While the barracks couldn’t have been the most desirable property in Ris, they were a substantial amount of land that couldn’t have been cheap. Helen’s hold over every aspect of Adonis’s life came into focus. Not only did she have damning blackmail, but she had wealth that he couldn’t match even while his parents controlled all of the Persion family assets.

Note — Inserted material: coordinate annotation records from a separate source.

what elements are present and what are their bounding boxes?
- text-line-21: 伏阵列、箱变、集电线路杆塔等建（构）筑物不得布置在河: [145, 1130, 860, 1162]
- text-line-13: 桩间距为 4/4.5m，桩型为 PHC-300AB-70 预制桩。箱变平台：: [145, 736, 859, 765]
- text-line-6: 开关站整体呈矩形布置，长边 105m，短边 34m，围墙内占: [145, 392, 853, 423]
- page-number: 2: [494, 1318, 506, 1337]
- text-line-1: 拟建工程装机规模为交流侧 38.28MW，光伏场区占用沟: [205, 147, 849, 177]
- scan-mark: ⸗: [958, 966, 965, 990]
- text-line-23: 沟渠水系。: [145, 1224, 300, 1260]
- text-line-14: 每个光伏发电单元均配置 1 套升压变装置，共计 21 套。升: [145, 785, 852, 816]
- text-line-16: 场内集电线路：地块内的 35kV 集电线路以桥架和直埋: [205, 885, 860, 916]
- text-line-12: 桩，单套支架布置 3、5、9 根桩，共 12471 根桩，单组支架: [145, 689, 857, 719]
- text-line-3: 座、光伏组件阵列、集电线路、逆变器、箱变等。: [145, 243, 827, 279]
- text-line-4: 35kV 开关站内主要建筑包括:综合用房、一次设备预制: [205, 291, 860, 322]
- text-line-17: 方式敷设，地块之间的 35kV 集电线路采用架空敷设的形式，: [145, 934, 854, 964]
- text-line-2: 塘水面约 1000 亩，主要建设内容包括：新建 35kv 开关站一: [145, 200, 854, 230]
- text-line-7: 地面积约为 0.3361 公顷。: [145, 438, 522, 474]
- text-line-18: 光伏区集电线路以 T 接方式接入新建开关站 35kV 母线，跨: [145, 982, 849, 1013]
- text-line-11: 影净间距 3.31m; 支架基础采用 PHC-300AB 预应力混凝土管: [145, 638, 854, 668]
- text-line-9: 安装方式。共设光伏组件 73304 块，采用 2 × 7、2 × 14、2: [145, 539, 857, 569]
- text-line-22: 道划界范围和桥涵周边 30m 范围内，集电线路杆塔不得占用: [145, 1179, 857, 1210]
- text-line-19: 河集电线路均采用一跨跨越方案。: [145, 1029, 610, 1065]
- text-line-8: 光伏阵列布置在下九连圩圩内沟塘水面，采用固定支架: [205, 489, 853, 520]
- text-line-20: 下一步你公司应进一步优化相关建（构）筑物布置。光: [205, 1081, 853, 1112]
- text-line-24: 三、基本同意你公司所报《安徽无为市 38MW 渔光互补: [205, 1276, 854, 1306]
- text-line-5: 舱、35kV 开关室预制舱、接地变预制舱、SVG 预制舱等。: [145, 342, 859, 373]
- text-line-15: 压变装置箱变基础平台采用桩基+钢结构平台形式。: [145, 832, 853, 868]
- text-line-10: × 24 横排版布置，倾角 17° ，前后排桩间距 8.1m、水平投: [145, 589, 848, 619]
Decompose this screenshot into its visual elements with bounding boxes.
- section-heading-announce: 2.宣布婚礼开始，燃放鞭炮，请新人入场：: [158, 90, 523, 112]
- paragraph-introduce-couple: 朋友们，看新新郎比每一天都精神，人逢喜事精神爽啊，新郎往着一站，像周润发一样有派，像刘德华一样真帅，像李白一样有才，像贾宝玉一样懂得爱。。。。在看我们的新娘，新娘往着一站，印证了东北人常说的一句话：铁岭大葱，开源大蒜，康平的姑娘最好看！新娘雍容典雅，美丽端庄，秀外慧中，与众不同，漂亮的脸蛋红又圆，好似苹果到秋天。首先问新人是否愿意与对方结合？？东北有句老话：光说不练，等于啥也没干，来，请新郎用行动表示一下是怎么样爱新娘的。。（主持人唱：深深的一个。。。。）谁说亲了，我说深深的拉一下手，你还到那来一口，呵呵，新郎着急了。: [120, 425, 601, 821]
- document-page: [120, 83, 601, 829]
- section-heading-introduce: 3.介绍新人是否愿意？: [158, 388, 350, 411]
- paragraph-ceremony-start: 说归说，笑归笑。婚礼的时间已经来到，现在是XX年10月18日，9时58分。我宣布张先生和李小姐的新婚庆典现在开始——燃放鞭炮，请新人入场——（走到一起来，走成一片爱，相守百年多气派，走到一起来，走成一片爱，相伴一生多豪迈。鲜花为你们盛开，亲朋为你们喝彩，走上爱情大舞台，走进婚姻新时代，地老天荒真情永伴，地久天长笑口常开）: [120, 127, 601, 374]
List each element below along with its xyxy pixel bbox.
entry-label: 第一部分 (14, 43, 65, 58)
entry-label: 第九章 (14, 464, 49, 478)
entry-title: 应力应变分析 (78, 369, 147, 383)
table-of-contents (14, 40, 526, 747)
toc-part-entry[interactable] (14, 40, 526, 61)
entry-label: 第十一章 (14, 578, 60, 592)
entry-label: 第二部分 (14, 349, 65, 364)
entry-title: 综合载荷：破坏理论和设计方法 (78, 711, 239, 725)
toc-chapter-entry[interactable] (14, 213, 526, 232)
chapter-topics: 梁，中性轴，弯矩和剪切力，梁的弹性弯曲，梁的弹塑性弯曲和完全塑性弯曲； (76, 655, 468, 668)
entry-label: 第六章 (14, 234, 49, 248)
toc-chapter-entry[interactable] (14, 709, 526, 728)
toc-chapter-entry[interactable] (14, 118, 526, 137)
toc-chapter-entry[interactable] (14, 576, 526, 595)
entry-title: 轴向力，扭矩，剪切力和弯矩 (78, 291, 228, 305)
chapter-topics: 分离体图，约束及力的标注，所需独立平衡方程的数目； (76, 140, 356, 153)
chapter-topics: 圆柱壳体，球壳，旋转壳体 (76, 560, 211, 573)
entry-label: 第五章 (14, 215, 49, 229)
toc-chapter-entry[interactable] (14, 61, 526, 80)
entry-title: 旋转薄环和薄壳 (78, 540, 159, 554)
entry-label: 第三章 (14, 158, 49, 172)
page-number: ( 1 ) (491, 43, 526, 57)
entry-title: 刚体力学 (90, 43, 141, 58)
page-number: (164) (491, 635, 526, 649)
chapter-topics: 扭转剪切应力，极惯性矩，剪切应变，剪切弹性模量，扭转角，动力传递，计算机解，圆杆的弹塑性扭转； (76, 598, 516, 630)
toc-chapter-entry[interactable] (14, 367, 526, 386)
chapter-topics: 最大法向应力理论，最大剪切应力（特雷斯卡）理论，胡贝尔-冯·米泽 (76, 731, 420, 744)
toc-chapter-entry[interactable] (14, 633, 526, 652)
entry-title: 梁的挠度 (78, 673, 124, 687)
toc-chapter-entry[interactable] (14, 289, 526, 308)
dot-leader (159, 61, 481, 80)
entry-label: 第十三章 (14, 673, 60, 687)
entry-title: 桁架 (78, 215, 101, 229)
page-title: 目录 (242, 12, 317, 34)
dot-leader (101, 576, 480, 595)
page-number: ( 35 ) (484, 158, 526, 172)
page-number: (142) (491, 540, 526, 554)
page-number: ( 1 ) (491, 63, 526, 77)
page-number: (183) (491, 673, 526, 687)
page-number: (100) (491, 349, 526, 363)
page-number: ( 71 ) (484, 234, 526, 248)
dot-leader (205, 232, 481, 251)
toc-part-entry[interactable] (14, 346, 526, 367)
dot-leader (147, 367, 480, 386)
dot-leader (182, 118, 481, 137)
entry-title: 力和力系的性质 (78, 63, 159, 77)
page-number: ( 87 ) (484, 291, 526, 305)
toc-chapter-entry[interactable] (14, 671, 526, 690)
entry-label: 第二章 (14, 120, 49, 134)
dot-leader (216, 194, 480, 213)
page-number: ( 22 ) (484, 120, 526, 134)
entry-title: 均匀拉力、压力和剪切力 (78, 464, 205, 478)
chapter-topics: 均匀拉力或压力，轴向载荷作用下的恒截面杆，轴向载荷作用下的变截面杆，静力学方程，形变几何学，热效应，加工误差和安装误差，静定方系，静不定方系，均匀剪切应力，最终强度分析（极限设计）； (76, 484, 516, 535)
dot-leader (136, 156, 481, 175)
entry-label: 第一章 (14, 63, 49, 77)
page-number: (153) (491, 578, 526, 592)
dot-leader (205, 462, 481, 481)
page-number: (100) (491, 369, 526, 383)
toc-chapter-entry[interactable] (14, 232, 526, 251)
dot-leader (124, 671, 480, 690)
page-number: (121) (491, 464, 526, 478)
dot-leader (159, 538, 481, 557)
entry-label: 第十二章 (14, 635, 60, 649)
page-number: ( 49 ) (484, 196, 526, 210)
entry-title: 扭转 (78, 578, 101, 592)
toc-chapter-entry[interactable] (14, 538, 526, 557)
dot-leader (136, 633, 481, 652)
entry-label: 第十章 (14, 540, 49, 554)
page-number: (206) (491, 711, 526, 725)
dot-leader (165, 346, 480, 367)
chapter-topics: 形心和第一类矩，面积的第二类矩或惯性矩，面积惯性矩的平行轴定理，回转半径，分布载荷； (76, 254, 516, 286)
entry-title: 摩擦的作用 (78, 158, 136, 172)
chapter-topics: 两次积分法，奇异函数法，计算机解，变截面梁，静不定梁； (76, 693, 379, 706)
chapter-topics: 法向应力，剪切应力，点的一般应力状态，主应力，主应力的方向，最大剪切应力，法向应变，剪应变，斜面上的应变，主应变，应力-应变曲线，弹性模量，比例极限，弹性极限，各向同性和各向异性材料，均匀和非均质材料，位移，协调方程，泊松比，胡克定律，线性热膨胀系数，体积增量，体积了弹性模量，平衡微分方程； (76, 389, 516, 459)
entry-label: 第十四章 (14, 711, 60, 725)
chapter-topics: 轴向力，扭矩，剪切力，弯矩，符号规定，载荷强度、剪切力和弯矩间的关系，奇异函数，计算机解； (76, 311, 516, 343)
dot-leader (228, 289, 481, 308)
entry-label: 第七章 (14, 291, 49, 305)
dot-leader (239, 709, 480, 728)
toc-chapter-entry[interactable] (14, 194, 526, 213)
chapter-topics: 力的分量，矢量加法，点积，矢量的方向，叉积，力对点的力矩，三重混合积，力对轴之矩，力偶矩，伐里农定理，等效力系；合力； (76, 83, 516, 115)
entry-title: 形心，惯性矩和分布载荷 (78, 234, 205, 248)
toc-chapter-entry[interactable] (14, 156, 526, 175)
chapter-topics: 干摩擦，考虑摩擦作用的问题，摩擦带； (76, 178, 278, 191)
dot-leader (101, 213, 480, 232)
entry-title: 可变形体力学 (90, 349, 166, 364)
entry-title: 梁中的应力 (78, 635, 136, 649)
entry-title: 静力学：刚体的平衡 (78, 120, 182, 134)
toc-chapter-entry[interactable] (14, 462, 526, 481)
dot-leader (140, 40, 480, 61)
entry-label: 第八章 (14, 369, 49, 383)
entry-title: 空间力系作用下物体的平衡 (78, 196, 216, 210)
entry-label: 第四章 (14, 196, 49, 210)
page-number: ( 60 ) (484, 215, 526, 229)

The barracks materialized outside the city. The ill-kept buildings loomed ahead of them, the knowledge of what she needed to do settled like a weight in her stomach. Xolia had never planned nor successfully executed a killing before. When she had served under the Gornne Administration, she’d always been in the city, protecting important people or patrolling the streets for petty thieves and criminals. There was no premeditated murder.
The war had been different. Silas would dictate her orders. Killing had always been in the heat of battle, an act of self-defense, really. It’d been her or her opponent. It had all been justified. Cut and dry. This was muddy. Helen didn’t plan to die at the fights though Xolia had no doubt Helen planned to kill anyone who stood in her way. Unfortunately for Helen, Xolia was thinking the same thing.
Xolia studied Adonis. His dark hair fell to the sides of his face, hiding his eyes but highlighting his nose. Are you worth killing for? It was for freedom. For their future. Xolia wasn’t well-versed in romance stories, but Rowan was a romantic. She’d regale Xolia with stories of love-struck couples and their declarations that the other was worth dying for. But to kill for someone? Adonis ran his right hand through his hair and must have caught her stare because he turned to her and smiled. Xolia smiled back at him.